悪徳な新興宗教に対し、梶木久は常々考えていた。気持ちの脆弱さにつけ込まれ、心の闇を暴かれて、上手く使われているのではないか、と。
宗教は一種の薬物だとも思ってる。依存し、信仰によって心を満たす。それはタバコや大麻、覚せい剤と同一視してもいいのではないだろう。なぜそれが許されてしまっているのかと一人で嘆く。
その中でも、大神創を教祖とする【OSF】は異端であった。
悪徳宗教を根絶やしにするために動く。だが、その存在を暴かれたことはない。「ほら、お前も行けよ」
そんな久もナンバーナインと呼ばれていた。
宗教団体【OSF】は、ワンからナインまでのナンバーズという幹部がいる。創をトップとし、その下は皆が同じ権力を持つ。ナンバーワンの創だけは別格だった。
「幹部にポイントは入らないだろ?」
OSFは、組織に貢献した分だけポイントが貰える。ポイントの数値は創が決める。そのポイントがある程度まで貯まると、現金としてキャッシュバックされるシステムがあった。

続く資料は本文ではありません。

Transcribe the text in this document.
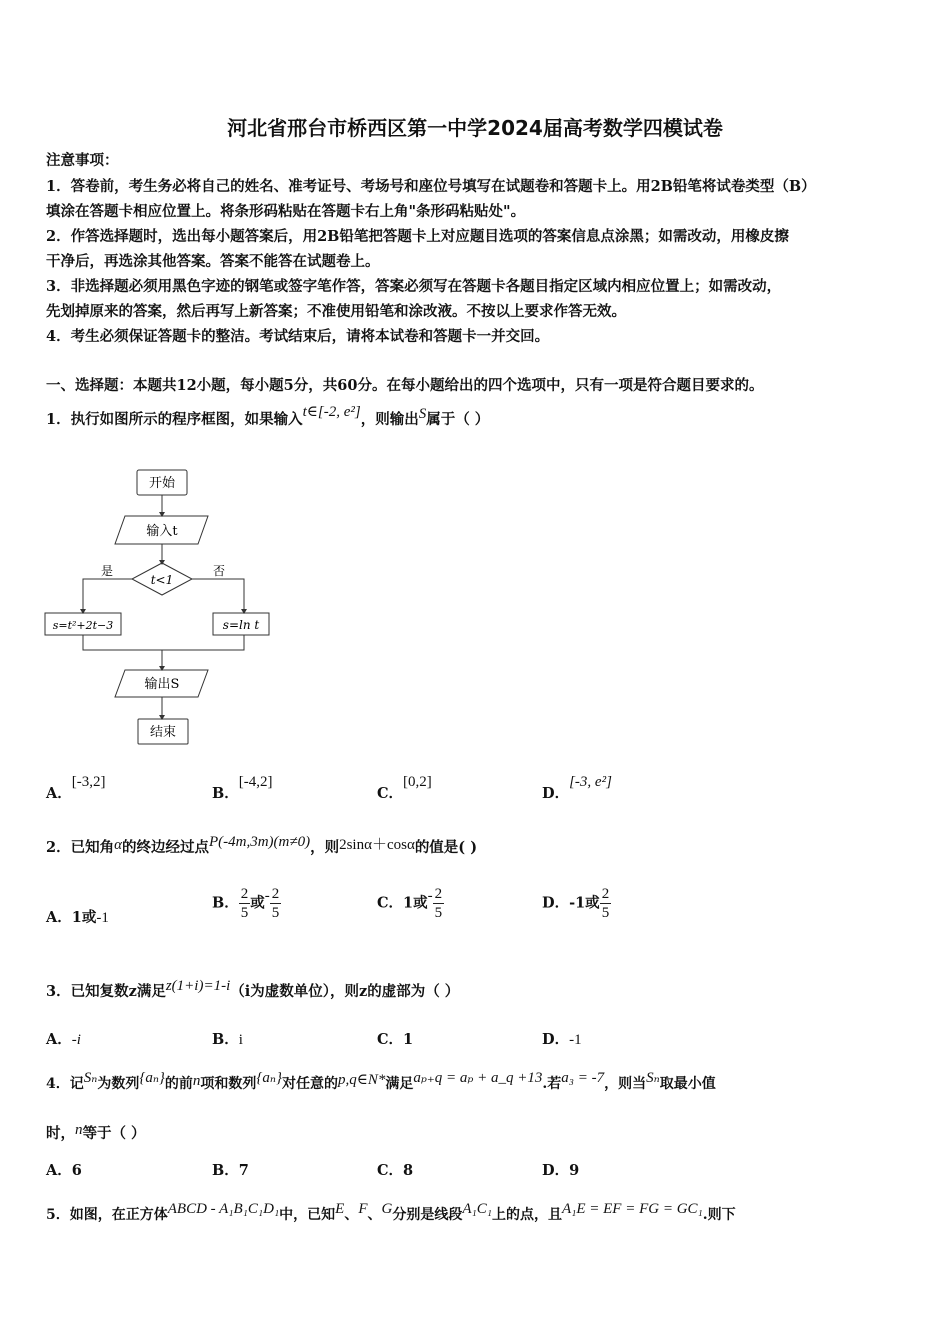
河北省邢台市桥西区第一中学2024届高考数学四模试卷
注意事项：
1．答卷前，考生务必将自己的姓名、准考证号、考场号和座位号填写在试题卷和答题卡上。用2B铅笔将试卷类型（B）
填涂在答题卡相应位置上。将条形码粘贴在答题卡右上角"条形码粘贴处"。
2．作答选择题时，选出每小题答案后，用2B铅笔把答题卡上对应题目选项的答案信息点涂黑；如需改动，用橡皮擦
干净后，再选涂其他答案。答案不能答在试题卷上。
3．非选择题必须用黑色字迹的钢笔或签字笔作答，答案必须写在答题卡各题目指定区域内相应位置上；如需改动，
先划掉原来的答案，然后再写上新答案；不准使用铅笔和涂改液。不按以上要求作答无效。
4．考生必须保证答题卡的整洁。考试结束后，请将本试卷和答题卡一并交回。
一、选择题：本题共12小题，每小题5分，共60分。在每小题给出的四个选项中，只有一项是符合题目要求的。
1．执行如图所示的程序框图，如果输入t∈[-2, e²]，则输出S属于（ ）
开始
输入t
t<1
是	否
s=t²+2t−3	s=ln t
输出S
结束
A．[-3,2]
B．[-4,2]
C．[0,2]
D．[-3, e²]
2．已知角α的终边经过点P(-4m,3m)(m≠0)，则2sinα＋cosα的值是( )
A．1或-1
B． $\frac{2}{5}$ 或- $\frac{2}{5}$	C．1或- $\frac{2}{5}$	D．-1或 $\frac{2}{5}$
3．已知复数z满足z(1+i)=1-i（i为虚数单位），则z的虚部为（ ）
A．-i	B．i	C．1	D．-1
4．记Sₙ为数列{aₙ}的前n项和数列{aₙ}对任意的p,q∈N*满足aₚ₊q = aₚ + a_q +13.若a₃ = -7，则当Sₙ取最小值
时，n等于（ ）
A．6	B．7	C．8	D．9
5．如图，在正方体ABCD - A₁B₁C₁D₁中，已知E、F、G分别是线段A₁C₁上的点，且A₁E = EF = FG = GC₁.则下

一ヶ月の集金は一人一万。OSFの会員は全国で二百人を越えるため、一ヶ月でニ百万以上の収益がある。けれど、キャッシュバックシステムによって、徴収された金を取り返せるのだ。逆に組織から搾取することも充分できる。
「それでも幹部だ。示しがつかない」
そう言って、創はセブンスターを咥えてに火を付けた。場にモクモクと漂う紫煙を、久は苦い顔をしながら手で散らす。
「わかったよ。いけばいいんだろ」
既に【永友の会】の建物の中では大量殺人が行われている。誰がどれだけ殺したのか、どれだけ貢献したのかは他のナンバーズが目を光らせていた。自己申告ではなく、幹部がしっかりと見ている。つまり貢献度とは、組織に対して有益な行動を取ること。尚且つ幹部に義理立てしなければいけない。